奇妙な友人
おはようございます。
目が覚めて望む景色は自宅の天井。しかし、悲しくも見える景色は見慣れぬ天井だ。
俺はキンキンと頭に響く目覚まし時計の音を叩いて止めると欠伸をしながらリビングに向かう。
そう言えば昨日は夕飯の材料しか買ってなかった。色々ありすぎて忘れていたな。
仕方なく、実家から送ったダンボール箱のひとつを開けて隠していたお菓子を取り出す。普段は朝御飯を無理矢理食べさせられるが今は一人暮らし、朝にお菓子を食べようが自由なのだ。
やめられねぇとまらねぇお菓子をポリポリ食べながら制服に着替える。今日からは通常授業だ。因みに最初は兵士育成機関と聞いて毎日地獄のようなトレーニングが待っていると思っていたが、そこはやはり高校なのか普通の授業も行う。
しかし、中には超能力トレーニングや魔法座学、といったこの学校でしか見られないような科目もある。
冷蔵庫の中を見て昨日の肉の残りがあったのでササッと炒め、弁当箱にご飯や肉、野菜を詰めて完成だ。
後は弁当箱をカバンに突っ込み、今日の時間割表を見ながら教科書を入れて部屋を出る。
これから四季校に向かうと思っただけで胃がキリキリする。また俺はあの猛獣達の集いに足を踏み入れなければならないのか。

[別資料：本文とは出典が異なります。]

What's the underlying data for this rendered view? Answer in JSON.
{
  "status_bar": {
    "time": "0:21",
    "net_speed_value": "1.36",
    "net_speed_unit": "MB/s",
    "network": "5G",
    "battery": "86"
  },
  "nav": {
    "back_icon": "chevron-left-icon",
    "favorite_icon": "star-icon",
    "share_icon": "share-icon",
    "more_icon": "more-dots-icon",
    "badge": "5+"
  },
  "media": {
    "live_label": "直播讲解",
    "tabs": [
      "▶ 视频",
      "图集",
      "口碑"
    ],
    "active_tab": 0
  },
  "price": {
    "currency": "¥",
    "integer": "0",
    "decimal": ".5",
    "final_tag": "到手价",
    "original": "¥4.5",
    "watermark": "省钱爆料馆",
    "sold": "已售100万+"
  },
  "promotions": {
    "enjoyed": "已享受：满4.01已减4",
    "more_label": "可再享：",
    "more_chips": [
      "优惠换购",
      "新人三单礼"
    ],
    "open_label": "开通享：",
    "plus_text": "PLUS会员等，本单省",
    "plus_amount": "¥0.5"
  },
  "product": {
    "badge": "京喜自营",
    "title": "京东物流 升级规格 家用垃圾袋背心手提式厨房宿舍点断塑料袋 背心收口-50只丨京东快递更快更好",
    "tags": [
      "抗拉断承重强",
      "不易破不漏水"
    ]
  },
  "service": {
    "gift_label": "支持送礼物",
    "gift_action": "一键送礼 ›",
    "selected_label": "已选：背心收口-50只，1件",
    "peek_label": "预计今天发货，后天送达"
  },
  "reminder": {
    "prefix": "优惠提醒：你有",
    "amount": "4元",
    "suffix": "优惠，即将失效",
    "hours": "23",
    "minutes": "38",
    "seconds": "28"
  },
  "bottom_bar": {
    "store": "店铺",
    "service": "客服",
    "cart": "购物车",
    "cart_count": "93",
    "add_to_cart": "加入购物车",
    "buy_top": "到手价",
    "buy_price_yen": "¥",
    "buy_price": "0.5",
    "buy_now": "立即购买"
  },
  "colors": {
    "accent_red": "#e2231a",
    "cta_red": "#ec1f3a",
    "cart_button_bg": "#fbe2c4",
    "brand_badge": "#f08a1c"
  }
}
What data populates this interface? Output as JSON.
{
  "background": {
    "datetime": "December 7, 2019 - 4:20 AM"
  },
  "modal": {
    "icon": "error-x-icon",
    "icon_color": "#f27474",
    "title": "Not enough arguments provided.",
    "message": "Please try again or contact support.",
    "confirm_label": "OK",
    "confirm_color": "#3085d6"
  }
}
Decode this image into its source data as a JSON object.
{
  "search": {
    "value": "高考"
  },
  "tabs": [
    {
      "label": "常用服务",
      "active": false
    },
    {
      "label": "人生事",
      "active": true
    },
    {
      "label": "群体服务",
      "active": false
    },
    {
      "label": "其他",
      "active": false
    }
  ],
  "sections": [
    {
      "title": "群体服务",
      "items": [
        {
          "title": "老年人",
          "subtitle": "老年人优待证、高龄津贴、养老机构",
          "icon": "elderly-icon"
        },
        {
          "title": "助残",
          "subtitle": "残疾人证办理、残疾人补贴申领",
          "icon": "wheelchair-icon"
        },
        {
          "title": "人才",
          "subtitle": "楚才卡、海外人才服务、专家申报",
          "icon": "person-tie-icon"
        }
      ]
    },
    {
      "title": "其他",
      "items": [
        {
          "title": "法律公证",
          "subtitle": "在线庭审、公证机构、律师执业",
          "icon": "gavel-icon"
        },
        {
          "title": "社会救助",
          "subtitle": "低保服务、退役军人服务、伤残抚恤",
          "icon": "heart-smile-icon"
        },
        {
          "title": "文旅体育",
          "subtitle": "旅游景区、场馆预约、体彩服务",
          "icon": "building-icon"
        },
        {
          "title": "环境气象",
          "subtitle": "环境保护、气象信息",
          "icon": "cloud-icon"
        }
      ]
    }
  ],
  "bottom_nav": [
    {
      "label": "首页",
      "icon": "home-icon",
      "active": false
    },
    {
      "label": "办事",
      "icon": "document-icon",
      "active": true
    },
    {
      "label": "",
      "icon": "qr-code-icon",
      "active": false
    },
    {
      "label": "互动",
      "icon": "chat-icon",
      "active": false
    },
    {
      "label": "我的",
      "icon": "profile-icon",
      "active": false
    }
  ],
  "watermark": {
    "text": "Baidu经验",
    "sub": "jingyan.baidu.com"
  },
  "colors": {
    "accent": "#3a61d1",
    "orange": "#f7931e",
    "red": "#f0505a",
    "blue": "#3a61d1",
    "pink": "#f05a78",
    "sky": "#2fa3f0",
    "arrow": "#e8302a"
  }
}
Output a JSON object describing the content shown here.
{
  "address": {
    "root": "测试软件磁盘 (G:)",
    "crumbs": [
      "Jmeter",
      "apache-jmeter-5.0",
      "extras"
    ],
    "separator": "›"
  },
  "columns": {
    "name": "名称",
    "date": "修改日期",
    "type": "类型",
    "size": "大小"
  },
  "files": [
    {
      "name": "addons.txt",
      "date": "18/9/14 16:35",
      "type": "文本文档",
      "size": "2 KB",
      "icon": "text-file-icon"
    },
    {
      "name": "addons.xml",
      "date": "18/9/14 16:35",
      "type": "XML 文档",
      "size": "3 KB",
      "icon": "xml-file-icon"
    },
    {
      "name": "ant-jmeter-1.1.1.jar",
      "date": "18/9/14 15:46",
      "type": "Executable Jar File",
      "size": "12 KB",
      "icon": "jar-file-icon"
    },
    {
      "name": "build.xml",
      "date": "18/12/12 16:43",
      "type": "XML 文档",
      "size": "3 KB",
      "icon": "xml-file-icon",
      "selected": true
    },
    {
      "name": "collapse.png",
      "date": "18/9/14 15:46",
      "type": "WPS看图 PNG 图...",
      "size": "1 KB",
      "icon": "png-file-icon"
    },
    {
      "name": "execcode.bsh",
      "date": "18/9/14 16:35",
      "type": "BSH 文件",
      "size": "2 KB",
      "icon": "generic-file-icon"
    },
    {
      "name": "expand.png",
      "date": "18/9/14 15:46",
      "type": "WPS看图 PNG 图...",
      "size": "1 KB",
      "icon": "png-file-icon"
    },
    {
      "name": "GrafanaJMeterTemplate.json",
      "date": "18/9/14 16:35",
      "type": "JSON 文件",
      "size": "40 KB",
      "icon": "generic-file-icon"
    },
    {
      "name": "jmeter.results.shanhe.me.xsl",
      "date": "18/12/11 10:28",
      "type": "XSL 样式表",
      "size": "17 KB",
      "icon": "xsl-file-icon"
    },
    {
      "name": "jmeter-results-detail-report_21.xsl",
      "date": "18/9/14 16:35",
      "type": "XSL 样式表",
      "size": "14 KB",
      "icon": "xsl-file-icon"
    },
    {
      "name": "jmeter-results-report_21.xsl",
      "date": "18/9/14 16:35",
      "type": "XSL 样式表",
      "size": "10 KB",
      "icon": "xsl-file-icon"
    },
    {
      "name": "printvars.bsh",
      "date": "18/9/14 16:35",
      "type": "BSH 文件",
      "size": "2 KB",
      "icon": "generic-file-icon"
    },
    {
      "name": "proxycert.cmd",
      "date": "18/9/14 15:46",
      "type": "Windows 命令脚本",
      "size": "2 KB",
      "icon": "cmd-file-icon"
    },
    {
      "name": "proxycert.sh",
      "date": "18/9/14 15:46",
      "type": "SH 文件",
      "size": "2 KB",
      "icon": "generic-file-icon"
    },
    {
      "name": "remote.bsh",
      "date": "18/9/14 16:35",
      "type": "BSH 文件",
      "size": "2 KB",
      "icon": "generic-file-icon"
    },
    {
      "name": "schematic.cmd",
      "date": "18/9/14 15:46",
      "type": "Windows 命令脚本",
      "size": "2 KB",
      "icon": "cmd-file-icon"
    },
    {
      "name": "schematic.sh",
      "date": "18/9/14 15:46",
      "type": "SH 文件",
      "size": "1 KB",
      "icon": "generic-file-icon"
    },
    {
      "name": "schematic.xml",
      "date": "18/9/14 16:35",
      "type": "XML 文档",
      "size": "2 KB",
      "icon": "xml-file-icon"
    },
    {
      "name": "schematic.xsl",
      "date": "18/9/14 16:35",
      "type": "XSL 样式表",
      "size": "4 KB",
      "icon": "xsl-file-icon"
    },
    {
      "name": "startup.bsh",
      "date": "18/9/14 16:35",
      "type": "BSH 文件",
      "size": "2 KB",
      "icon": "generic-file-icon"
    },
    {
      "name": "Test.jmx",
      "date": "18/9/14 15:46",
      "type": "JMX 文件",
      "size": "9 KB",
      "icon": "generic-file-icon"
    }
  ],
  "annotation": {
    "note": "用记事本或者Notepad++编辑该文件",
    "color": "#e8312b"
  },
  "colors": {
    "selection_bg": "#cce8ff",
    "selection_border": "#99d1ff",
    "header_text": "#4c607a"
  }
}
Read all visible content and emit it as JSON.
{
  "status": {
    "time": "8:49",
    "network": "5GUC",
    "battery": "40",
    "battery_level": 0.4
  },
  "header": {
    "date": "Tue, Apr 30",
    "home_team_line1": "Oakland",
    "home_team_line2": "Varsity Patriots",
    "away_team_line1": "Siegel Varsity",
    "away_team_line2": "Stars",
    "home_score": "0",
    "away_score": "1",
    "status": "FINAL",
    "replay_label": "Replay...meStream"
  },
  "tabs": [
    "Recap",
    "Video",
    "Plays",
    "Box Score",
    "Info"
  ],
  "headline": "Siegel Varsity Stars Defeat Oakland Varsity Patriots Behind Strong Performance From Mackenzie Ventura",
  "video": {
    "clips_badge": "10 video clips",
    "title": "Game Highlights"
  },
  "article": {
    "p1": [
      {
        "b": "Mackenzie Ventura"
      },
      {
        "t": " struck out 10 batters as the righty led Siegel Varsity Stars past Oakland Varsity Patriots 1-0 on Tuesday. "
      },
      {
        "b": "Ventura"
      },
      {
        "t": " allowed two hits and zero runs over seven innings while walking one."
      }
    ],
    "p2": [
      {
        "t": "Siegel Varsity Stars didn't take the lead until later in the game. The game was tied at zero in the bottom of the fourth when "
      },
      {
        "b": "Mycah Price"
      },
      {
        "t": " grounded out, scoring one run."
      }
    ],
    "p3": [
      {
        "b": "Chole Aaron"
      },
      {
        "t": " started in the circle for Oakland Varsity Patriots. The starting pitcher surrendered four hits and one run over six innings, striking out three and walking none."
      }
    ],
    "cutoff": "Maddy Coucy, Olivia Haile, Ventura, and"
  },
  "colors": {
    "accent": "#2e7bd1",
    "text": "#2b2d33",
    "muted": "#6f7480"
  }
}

今思えば、俺の高圧的な態度は昔からだったが、自己紹介の時はやりすぎだ。もう少し柔らかくしていれば友達もできたかもしれない。
それももう後の祭りだ。
校舎の中に入るが生徒の数が少ない。どうやら早く来すぎてしまったらしい。
俺は一度トイレに入り自分の目付きの悪さにビビりながら気合を入れ直してE組の教室に向かう。
E組の扉の前に来て中に入ろうと手を掛けようとした瞬間、突然扉が開いて俺は誰かとぶつかる。
それほど強い衝撃ではなかったが、ぶつかってきた誰かはバランスを崩したようで倒れそうになる。それを見た俺はすぐに手を腰に回して抱きかかえる。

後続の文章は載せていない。